Follow updates on the latest coordinated measures to contain the virus and its economic impact inside and outside EU borders.
To find out more on the Coronavirus response, visit the constantly updated page of the European Commission here.
On 11 March Coronavirus was declared a pandemic by the World Health Organization (WHO). Almost three months after the first reported cases of infections in Wuhan (China), the outbreak of the new virus has taken a cross-border dimension that is seriously affecting global health security and economy. It is the time for rational and coordinated action based on science.
Working in close cooperation with the WHO and EU Member States, the European Union is taking its responsibilities. Member States of the EU are taking clear, tough measures, based on the best available scientific expertise. We also stepped up our coordination among Member States, first and foremost to deal with the health aspect of the crisis, which is the most urgent.
For a situation update, please follow the European Centre for Disease Prevention and Control (this link).
What is the EU doing against Coronavirus within its borders?
“We will use all the tools at our disposal to make sure the European economy weathers this storm”, said the President of the European Commission, Ursula von der Leyen, after the EU leaders' videoconference on the response to the Coronavirus outbreak held on 10 March.

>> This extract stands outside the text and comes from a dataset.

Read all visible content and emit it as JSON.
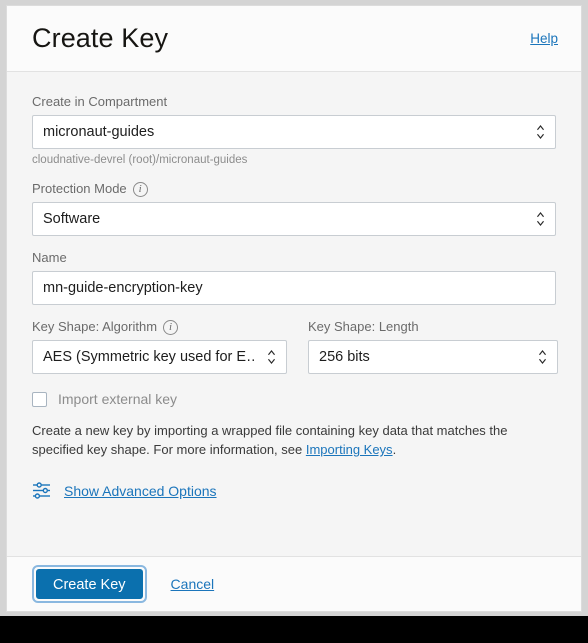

That day, the Commission received a mandate to further step up its response on all fronts and coordinate Member State actions. As a result, the EU has launched a “Corona Response Investment Initiative” that will mobilize up to €37 billion to support national health care systems, SMEs, labour markets and other vulnerable parts of economies.
In addition to this, the Commission has adopted a Temporary Framework that allows Member States to use the full flexibility foreseen under State aid rules to support the economy in the context of the COVID-19 outbreak. This ensures that sufficient liquidity remains available to businesses of all types and to preserve the continuity of economic activity during these difficult times.
On 2 April, the Commission launched a new initiative designed to protect jobs and workers affected by the COVID-19 outbreak - the temporary Support mitigating Unemployment Risks in Emergency (SURE) initiative. The SURE initiative will provide financial assistance of up to €100 billion in total to Member States in the form of loans granted on favourable terms. These loans will help Member States to cover the costs of the national short-time work schemes put in place to preserve employment and assist the self-employed during the crisis.
In order to counter the serious risks to the monetary union posed by the COVID-19 crisis, the European Central Bank (ECB) has announced the new Pandemic Emergency Purchase Programme (PEPP), an asset-purchase program to buy public and private-sector securities worth 750 billion euros. Together with the €120 billion decided on 12 March, the emergency stimulus amounts to 7.3% of euro area GDP. "Extraordinary times require extraordinary action. There are no limits to our commitment to the euro. We are determined to use the full potential of our tools", said ECB president Christine Lagarde.
Another important measure is the creation of a strategic rescEU stockpile of medical equipment (such as ventilators and protective masks) to help EU countries in the context of the COVID-19 pandemic. It counts with a total budget of €80 million.
The European Commission has also launched an advisory panel on COVID-19 composed of epidemiologists and virologists from different Member States to formulate EU guidelines on science-based and coordinated risk management measures.
In order to support urgently needed research, the EU will allocate €140 million of public and private funding for promising research projects on vaccines, diagnosis and treatment.
All these efforts are coordinated through the Coronavirus Response team launched on 2 March, which is composed of five commissioners: Janez Lenarčič, who is in charge of crisis management, Stella Kyriakides, in charge of health issues, Ylva Johansson, for border-related issues, Adina Vălean, in charge of mobility, and Paolo Gentiloni, for macroeconomic aspects.